JamesB - September 15, 2017 at 4:32pm

It makes sense not to have children with them and to leave if they get violent. However, my ex was not violent before we had children. Well not to me anyway, she did some self harm but that is another long story. Perhaps I should have left then, but its easy to criticise yourself and wasn’t my fault really. None of it was. Most people go along with superficially blaming the man, including the police. The most important thing I learned was when someone said to me she cant upset you, only you can upset you. I am not responsible for her actions but my own. Most I got was dead arms and legs and scratches and bruising and ripped up clothes and broken stuff. Not taking pillwhen said she would I also consider abuse. Like someone said above some women crappy over families and society and rewarded for it is out of order. There was some biting also which broke the skin, I found that the worst actually, really savage and indicator of mental health issues. I would have to have my life in danger before I bit someone. Some people don’t play by the rules and need to know how to manage them and step in right direction by cps.

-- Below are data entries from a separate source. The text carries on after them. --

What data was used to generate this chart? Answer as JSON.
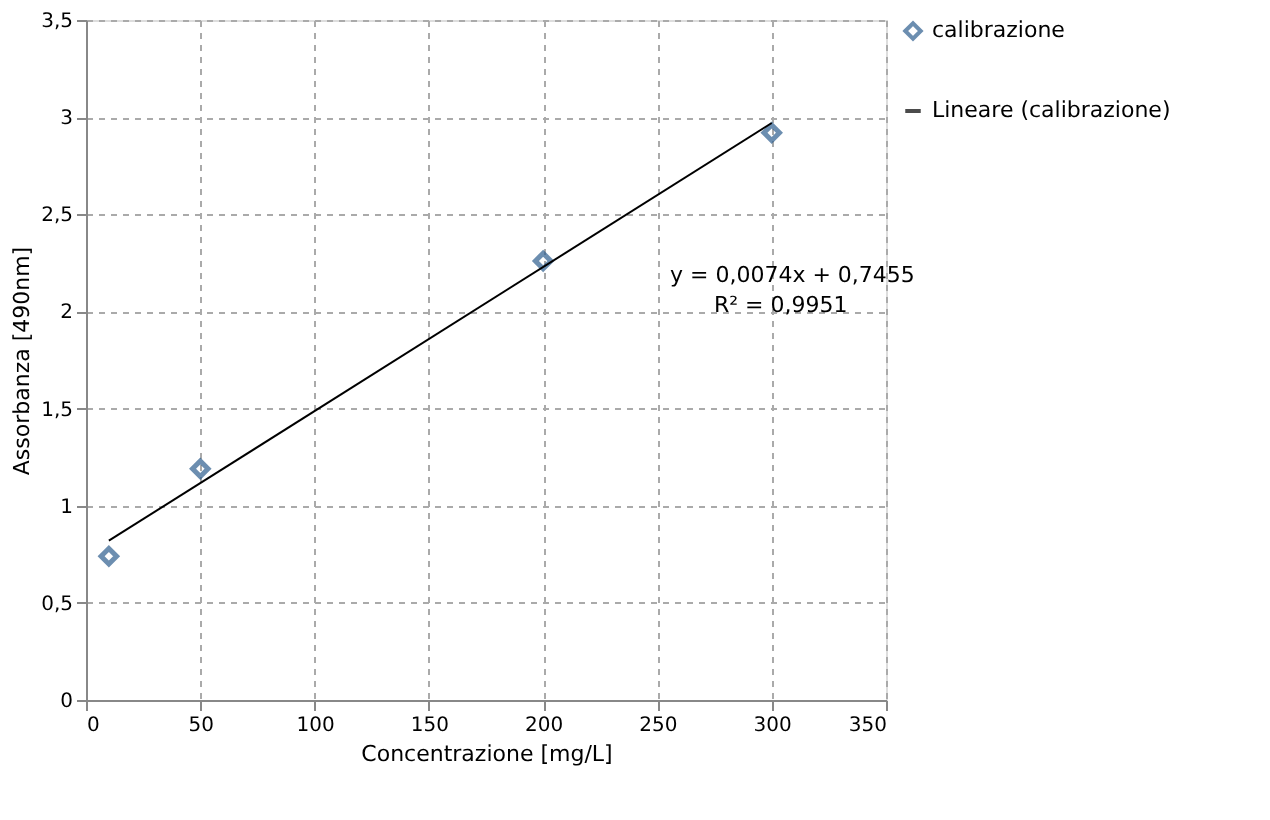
{
  "chart_data": {
    "type": "scatter",
    "xlabel": "Concentrazione [mg/L]",
    "ylabel": "Assorbanza [490nm]",
    "x": [
      10,
      50,
      200,
      300
    ],
    "series": [
      {
        "name": "calibrazione",
        "color": "#2f5f8f",
        "values": [
          0.74,
          1.19,
          2.26,
          2.92
        ],
        "marker": "diamond"
      },
      {
        "name": "Lineare (calibrazione)",
        "type": "line",
        "color": "#000000",
        "x": [
          10,
          300
        ],
        "values": [
          0.82,
          2.97
        ],
        "marker": "none",
        "line_style": "solid"
      }
    ],
    "annotations": [
      "y = 0,0074x + 0,7455",
      "R² = 0,9951"
    ],
    "xlim": [
      0,
      350
    ],
    "xticks": [
      0,
      50,
      100,
      150,
      200,
      250,
      300,
      350
    ],
    "ylim": [
      0,
      3.5
    ],
    "yticks": [
      0,
      {
        "value": 0.5,
        "label": "0,5"
      },
      1,
      {
        "value": 1.5,
        "label": "1,5"
      },
      2,
      {
        "value": 2.5,
        "label": "2,5"
      },
      3,
      {
        "value": 3.5,
        "label": "3,5"
      }
    ],
    "grid": true,
    "legend": "right"
  }
}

JamesB - September 15, 2017 at 4:35pm

Then you get called child abuser and accused of child neglect and not turing up for contact when she wasnt in and abuser etc and supervised visits for applying to see your children after taken from you then an unenforceable contact order. Bad system, needs improving.

JamesB - September 15, 2017 at 4:40pm

Used to get winded and a bit sick from the sucker punches to the solar plexes also. It got to a stage at the end of the relationship I would flinch around her, like Reek and lord boulton. Chineese burns, plates thrown hot t spoons on neck putting the tap on while Im in the shower, just remembering some of the stuff now. Then she spent all the nectar points when we split from years of saving and cleaned out the accounts when she left. It was the crem de menth that did it (de niro ronin quote).

JamesB - September 15, 2017 at 4:45pm

The rest was true and then some more other stuff, apart from the crem de menth. Shouldn’t make litte of it. The words and verbal abuse and insults hurt the most actually. The most dangerous was letting a two year old out by main road and blaming it on me. Also did get hit by a 2″ by 4″ wood by her once hard round back of head remember now. Perhaps she watched too much tom and jerry growing up. Glad its not on anymore.

Seriously - September 16, 2017 at 1:00pm

Glad you can still muster a brilliant sense of humour JamesB . I understand, I agree and I feel your pain, keep happy . Why are all our situations , our experiences and our outcomes all so similar, we are let down and our children hugely let down by a perverse, out dated and not fit for purpose system.

JamesB - September 16, 2017 at 1:11am

The introduction and improvement of video mobile phones probably saved me getting a criminal record. I did get a dodgy temp non mol occupation order thing on the balance of probabilities though.

JamesB - September 16, 2017 at 1:13am

Society should and needs to legislate for men too as per the implication of this thread’s title.